Table 1 Performance comparison of wafer scale TFT inverters fabricated at T ≤ 300°C. L_G: gate length, τ_pd delay time of a single inverter, V_sup supply voltage, V_pp output voltage swing

In conclusion, our results demonstrate that an optimized process technology delivers high performance graphene devices which are mature enough for realizing complex integrated circuits. The road to high frequency electronics is clearly defined, but paved with serious stumbling blocks arising from device scaling. As shown in this letter, the performance of conventional micron scale devices used in plastic electronics is already surpassed by corresponding graphene based devices. For that reason, we expect this field of application not only among the first industrial entry points, but also to act as incubator for graphene based transistors.

Methods

The inverters and ring oscillators were fabricated on 300 nm thermally grown SiO₂ on Si substrate with a size of 2*2 cm². The whole fabrication process is based on photo lithography yielding 100 nominal identical inverters and oscillators per die. The local back gates and the loop path metallization consist of 150 nm AlSi and 10 nm Ti which is patterned by reactive ion etching. Plasma enhanced atomic layer deposition of 6 nm Al₂O₃ at 300°C was used as dielectric. Etching of the Al₂O₃ by diluted buffered HF is used to form the vias to the local back gates. On the same resist mask a subsequent reverse sputter step followed by a deposition of 20 nm Ni without breaking the vacuum is performed. The metal was lifted with acetone in ultrasonic. The graphene (commercially available graphene grown on Cu foil by CVD and supplied by GrapheneSquare) was transferred to the sample using PMMA as supporting layer²⁷ and patterned by optical lithography and oxygen plasma etching. Ni contacts (20 nm) were fabricated by sputter deposition and lift-off. In total four lithography steps were required for realizing the integrated ring oscillators in AMOG technology.

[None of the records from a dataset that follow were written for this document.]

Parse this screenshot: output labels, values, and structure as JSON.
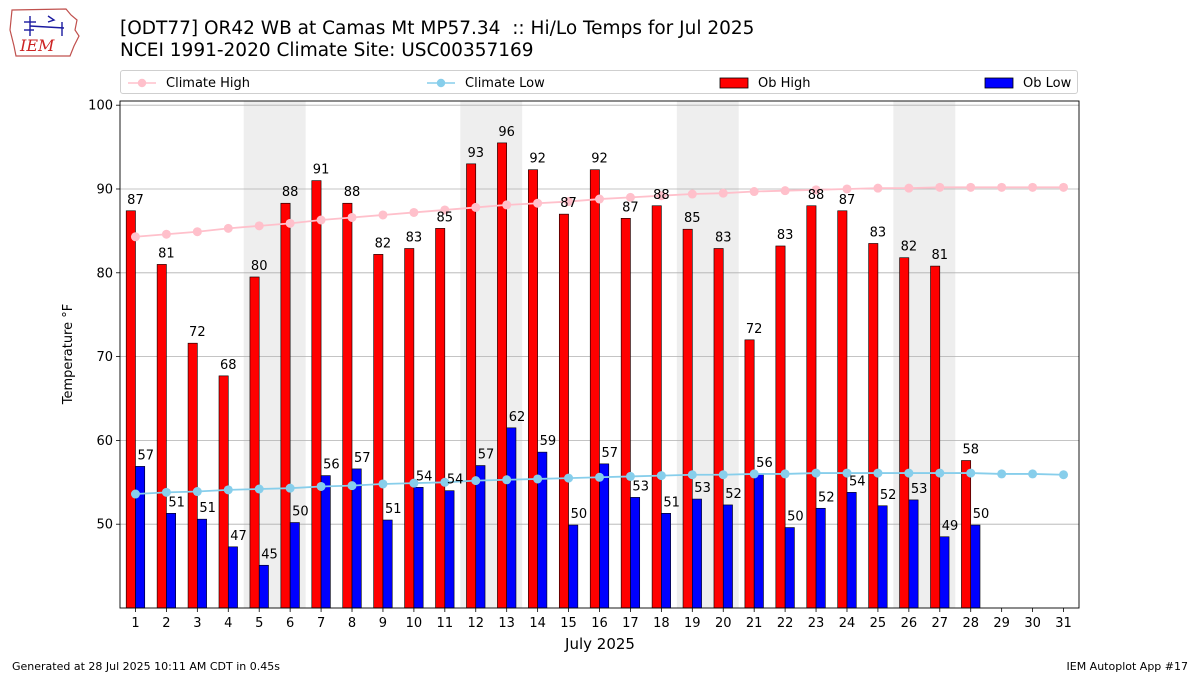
{
  "header": {
    "title_line1": "[ODT77] OR42 WB at Camas Mt MP57.34  :: Hi/Lo Temps for Jul 2025",
    "title_line2": "NCEI 1991-2020 Climate Site: USC00357169"
  },
  "logo": {
    "text": "IEM"
  },
  "footer": {
    "left": "Generated at 28 Jul 2025 10:11 AM CDT in 0.45s",
    "right": "IEM Autoplot App #17"
  },
  "colors": {
    "ob_high": "#ff0000",
    "ob_low": "#0000ff",
    "climate_high": "#ffc0cb",
    "climate_low": "#87ceeb",
    "weekend_band": "#eeeeee",
    "grid": "#b0b0b0"
  },
  "chart_data": {
    "type": "bar",
    "xlabel": "July 2025",
    "ylabel": "Temperature °F",
    "ylim": [
      40,
      100.5
    ],
    "xlim": [
      0.5,
      31.5
    ],
    "yticks": [
      50,
      60,
      70,
      80,
      90,
      100
    ],
    "grid": "horizontal",
    "legend_position": "top",
    "days": [
      1,
      2,
      3,
      4,
      5,
      6,
      7,
      8,
      9,
      10,
      11,
      12,
      13,
      14,
      15,
      16,
      17,
      18,
      19,
      20,
      21,
      22,
      23,
      24,
      25,
      26,
      27,
      28,
      29,
      30,
      31
    ],
    "weekend_bands": [
      [
        4.5,
        6.5
      ],
      [
        11.5,
        13.5
      ],
      [
        18.5,
        20.5
      ],
      [
        25.5,
        27.5
      ]
    ],
    "legend": [
      "Climate High",
      "Climate Low",
      "Ob High",
      "Ob Low"
    ],
    "series": [
      {
        "name": "Ob High",
        "kind": "bar",
        "color": "#ff0000",
        "values": [
          87.4,
          81.0,
          71.6,
          67.7,
          79.5,
          88.3,
          91.0,
          88.3,
          82.2,
          82.9,
          85.3,
          93.0,
          95.5,
          92.3,
          87.0,
          92.3,
          86.5,
          88.0,
          85.2,
          82.9,
          72.0,
          83.2,
          88.0,
          87.4,
          83.5,
          81.8,
          80.8,
          57.6,
          null,
          null,
          null
        ],
        "labels": [
          "87",
          "81",
          "72",
          "68",
          "80",
          "88",
          "91",
          "88",
          "82",
          "83",
          "85",
          "93",
          "96",
          "92",
          "87",
          "92",
          "87",
          "88",
          "85",
          "83",
          "72",
          "83",
          "88",
          "87",
          "83",
          "82",
          "81",
          "58",
          null,
          null,
          null
        ]
      },
      {
        "name": "Ob Low",
        "kind": "bar",
        "color": "#0000ff",
        "values": [
          56.9,
          51.3,
          50.6,
          47.3,
          45.1,
          50.2,
          55.8,
          56.6,
          50.5,
          54.4,
          54.0,
          57.0,
          61.5,
          58.6,
          49.9,
          57.2,
          53.2,
          51.3,
          53.0,
          52.3,
          56.0,
          49.6,
          51.9,
          53.8,
          52.2,
          52.9,
          48.5,
          49.9,
          null,
          null,
          null
        ],
        "labels": [
          "57",
          "51",
          "51",
          "47",
          "45",
          "50",
          "56",
          "57",
          "51",
          "54",
          "54",
          "57",
          "62",
          "59",
          "50",
          "57",
          "53",
          "51",
          "53",
          "52",
          "56",
          "50",
          "52",
          "54",
          "52",
          "53",
          "49",
          "50",
          null,
          null,
          null
        ]
      },
      {
        "name": "Climate High",
        "kind": "line",
        "color": "#ffc0cb",
        "values": [
          84.3,
          84.6,
          84.9,
          85.3,
          85.6,
          85.9,
          86.3,
          86.6,
          86.9,
          87.2,
          87.5,
          87.8,
          88.1,
          88.3,
          88.5,
          88.8,
          89.0,
          89.2,
          89.4,
          89.5,
          89.7,
          89.8,
          89.9,
          90.0,
          90.1,
          90.1,
          90.2,
          90.2,
          90.2,
          90.2,
          90.2
        ]
      },
      {
        "name": "Climate Low",
        "kind": "line",
        "color": "#87ceeb",
        "values": [
          53.6,
          53.8,
          53.9,
          54.1,
          54.2,
          54.3,
          54.5,
          54.6,
          54.8,
          54.9,
          55.0,
          55.2,
          55.3,
          55.4,
          55.5,
          55.6,
          55.7,
          55.8,
          55.9,
          55.9,
          56.0,
          56.0,
          56.1,
          56.1,
          56.1,
          56.1,
          56.1,
          56.1,
          56.0,
          56.0,
          55.9
        ]
      }
    ]
  }
}
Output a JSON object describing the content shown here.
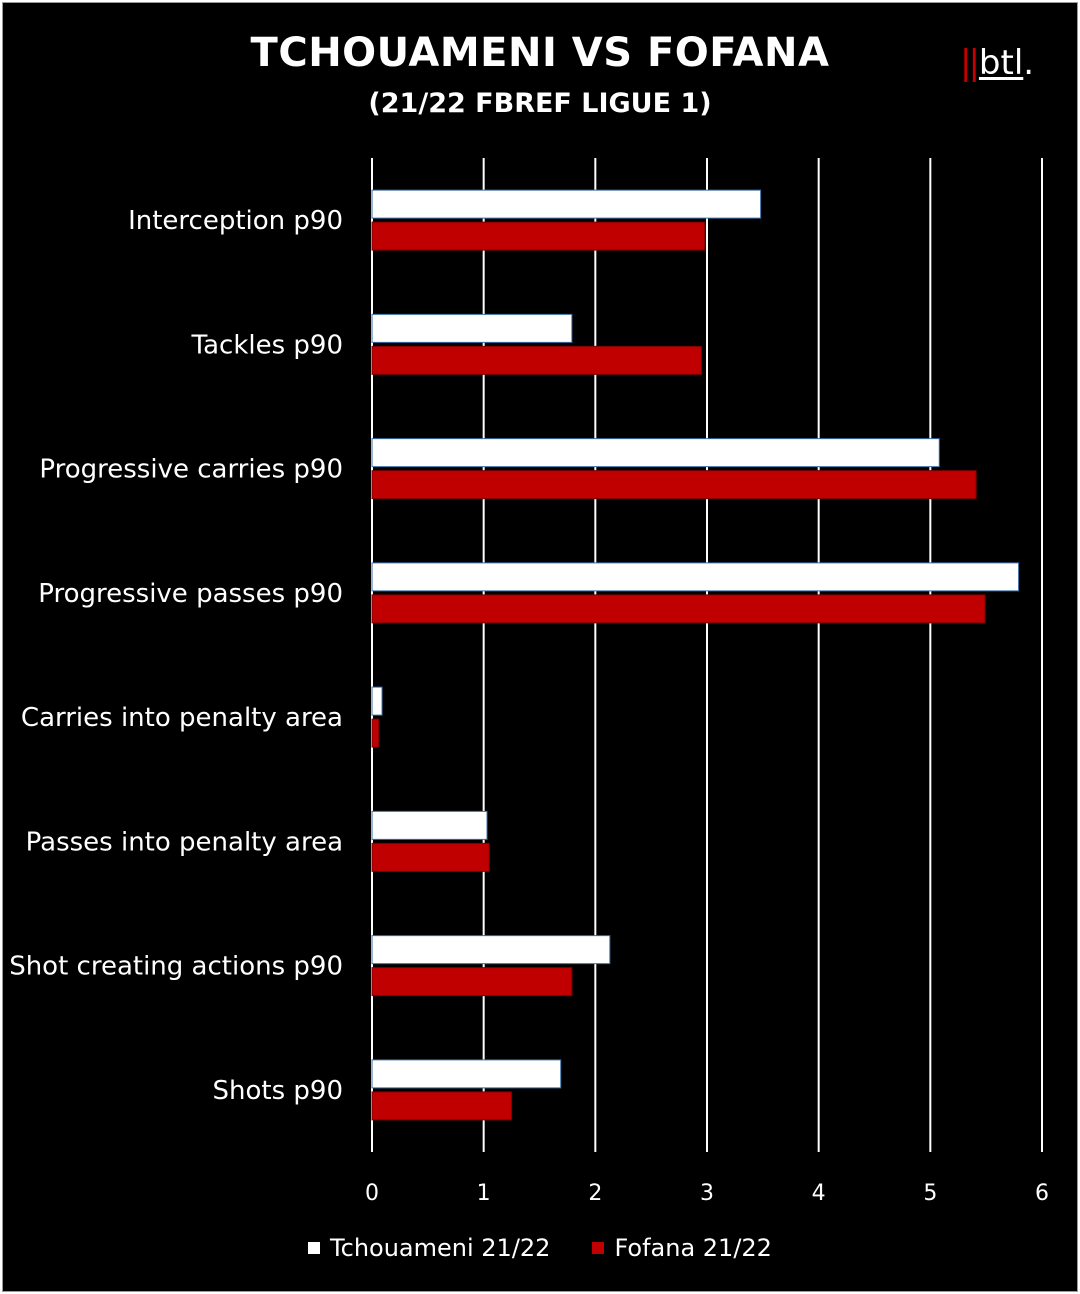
{
  "chart_data": {
    "type": "bar",
    "orientation": "horizontal",
    "title": "TCHOUAMENI  VS FOFANA",
    "subtitle": "(21/22 FBREF LIGUE 1)",
    "categories": [
      "Interception p90",
      "Tackles p90",
      "Progressive carries p90",
      "Progressive passes p90",
      "Carries into penalty area",
      "Passes into penalty area",
      "Shot creating actions p90",
      "Shots p90"
    ],
    "series": [
      {
        "name": "Tchouameni 21/22",
        "color": "#ffffff",
        "values": [
          3.48,
          1.79,
          5.08,
          5.79,
          0.09,
          1.03,
          2.13,
          1.69
        ]
      },
      {
        "name": "Fofana 21/22",
        "color": "#c00000",
        "values": [
          2.98,
          2.95,
          5.41,
          5.49,
          0.06,
          1.05,
          1.79,
          1.25
        ]
      }
    ],
    "xlim": [
      0,
      6
    ],
    "xticks": [
      "0",
      "1",
      "2",
      "3",
      "4",
      "5",
      "6"
    ],
    "grid": true,
    "legend": "bottom"
  },
  "logo": {
    "bars": "||",
    "text": "btl",
    "dot": "."
  },
  "colors": {
    "background": "#000000",
    "grid": "#ffffff",
    "accent": "#c00000"
  }
}
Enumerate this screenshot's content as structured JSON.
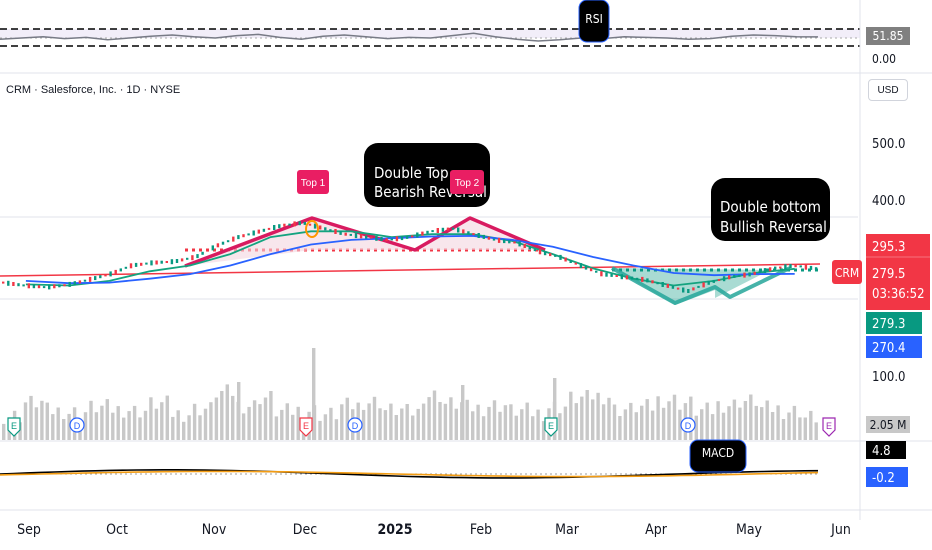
{
  "header": {
    "symbol_title": "CRM · Salesforce, Inc. · 1D · NYSE",
    "currency_label": "USD"
  },
  "chart_data": {
    "type": "line",
    "symbol": "CRM",
    "x_tick_labels": [
      "Sep",
      "Oct",
      "Nov",
      "Dec",
      "2025",
      "Feb",
      "Mar",
      "Apr",
      "May",
      "Jun"
    ],
    "y_tick_labels": [
      "500.0",
      "400.0",
      "100.0"
    ],
    "price_labels": {
      "upper_level": "295.3",
      "last_price": "279.5",
      "countdown": "03:36:52",
      "ema_fast": "279.3",
      "ema_slow": "270.4"
    },
    "series": [
      {
        "type": "candlestick",
        "x": [
          "2024-08-29",
          "2024-09-06",
          "2024-09-13",
          "2024-09-20",
          "2024-09-27",
          "2024-10-04",
          "2024-10-11",
          "2024-10-18",
          "2024-10-25",
          "2024-11-01",
          "2024-11-08",
          "2024-11-15",
          "2024-11-22",
          "2024-11-29",
          "2024-12-06",
          "2024-12-13",
          "2024-12-20",
          "2024-12-27",
          "2025-01-03",
          "2025-01-10",
          "2025-01-17",
          "2025-01-24",
          "2025-01-31",
          "2025-02-07",
          "2025-02-14",
          "2025-02-21",
          "2025-02-28",
          "2025-03-07",
          "2025-03-14",
          "2025-03-21",
          "2025-03-28",
          "2025-04-04",
          "2025-04-11",
          "2025-04-18",
          "2025-04-25",
          "2025-05-02",
          "2025-05-09",
          "2025-05-16",
          "2025-05-23"
        ],
        "y": [
          255,
          250,
          247,
          251,
          260,
          270,
          285,
          290,
          292,
          300,
          320,
          335,
          345,
          355,
          360,
          350,
          340,
          335,
          330,
          335,
          345,
          350,
          340,
          330,
          325,
          310,
          300,
          285,
          270,
          265,
          260,
          250,
          240,
          255,
          265,
          270,
          280,
          285,
          279.5
        ]
      },
      {
        "name": "EMA fast",
        "color": "#14a37f",
        "x": [
          "2024-08-29",
          "2024-09-13",
          "2024-09-27",
          "2024-10-11",
          "2024-10-25",
          "2024-11-08",
          "2024-11-22",
          "2024-12-06",
          "2024-12-20",
          "2025-01-03",
          "2025-01-17",
          "2025-01-31",
          "2025-02-14",
          "2025-02-28",
          "2025-03-14",
          "2025-03-28",
          "2025-04-11",
          "2025-04-25",
          "2025-05-09",
          "2025-05-23"
        ],
        "y": [
          252,
          250,
          258,
          275,
          285,
          305,
          335,
          345,
          345,
          335,
          340,
          340,
          328,
          305,
          280,
          262,
          250,
          258,
          272,
          279.3
        ]
      },
      {
        "name": "EMA slow",
        "color": "#2962ff",
        "x": [
          "2024-08-29",
          "2024-09-13",
          "2024-09-27",
          "2024-10-11",
          "2024-10-25",
          "2024-11-08",
          "2024-11-22",
          "2024-12-06",
          "2024-12-20",
          "2025-01-03",
          "2025-01-17",
          "2025-01-31",
          "2025-02-14",
          "2025-02-28",
          "2025-03-14",
          "2025-03-28",
          "2025-04-11",
          "2025-04-25",
          "2025-05-09",
          "2025-05-23"
        ],
        "y": [
          258,
          254,
          255,
          262,
          270,
          285,
          305,
          322,
          330,
          333,
          336,
          337,
          330,
          318,
          300,
          285,
          272,
          268,
          270,
          270.4
        ]
      }
    ],
    "ylim": [
      220,
      560
    ],
    "annotations": {
      "double_top": [
        "Double Top",
        "Bearish Reversal"
      ],
      "double_bottom": [
        "Double bottom",
        "Bullish Reversal"
      ],
      "top1": "Top 1",
      "top2": "Top 2",
      "symbol_tag": "CRM"
    },
    "rsi": {
      "label": "RSI",
      "value": "51.85",
      "zero": "0.00",
      "values": [
        48,
        50,
        52,
        49,
        51,
        47,
        50,
        53,
        55,
        52,
        50,
        54,
        56,
        51,
        48,
        53,
        55,
        52,
        49,
        51,
        50,
        54,
        58,
        52,
        48,
        45,
        47,
        50,
        49,
        52,
        51,
        50,
        48,
        49,
        53,
        55,
        54,
        52,
        51.85
      ]
    },
    "volume": {
      "value_label": "2.05 M",
      "values_m": [
        2.3,
        4.2,
        3.0,
        2.8,
        3.5,
        3.2,
        3.0,
        4.0,
        2.6,
        3.3,
        5.6,
        3.8,
        4.9,
        2.9,
        3.1,
        2.5,
        3.7,
        4.3,
        3.1,
        2.8,
        5.2,
        4.0,
        3.4,
        3.8,
        3.0,
        2.7,
        3.6,
        4.8,
        5.1,
        3.2,
        3.5,
        4.6,
        4.1,
        3.0,
        3.9,
        4.4,
        3.3,
        3.0,
        2.05
      ],
      "event_markers": [
        "E",
        "D",
        "E",
        "D",
        "E",
        "D",
        "E"
      ]
    },
    "macd": {
      "label": "MACD",
      "macd_value": "4.8",
      "signal_value": "-0.2"
    }
  }
}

All measurements were performed in a needle probe station (Cascade Microtech Summit 12000) under N₂ atmosphere at room temperature. The static characterization of the inverters was performed using a HP 4156B semiconductor parameter analyzer. The output signal of the ring oscillator was measured with a Tektronix TDS 3052 scope having 50 Ω and 1 MΩ termination as stated in the text. The power spectrum was recorded using the FFT-function of the Tektronix TDS 3052 scope at 50 Ω termination. DC bias was applied to the ring oscillators by the HP 4156B semiconductor parameter analyzer.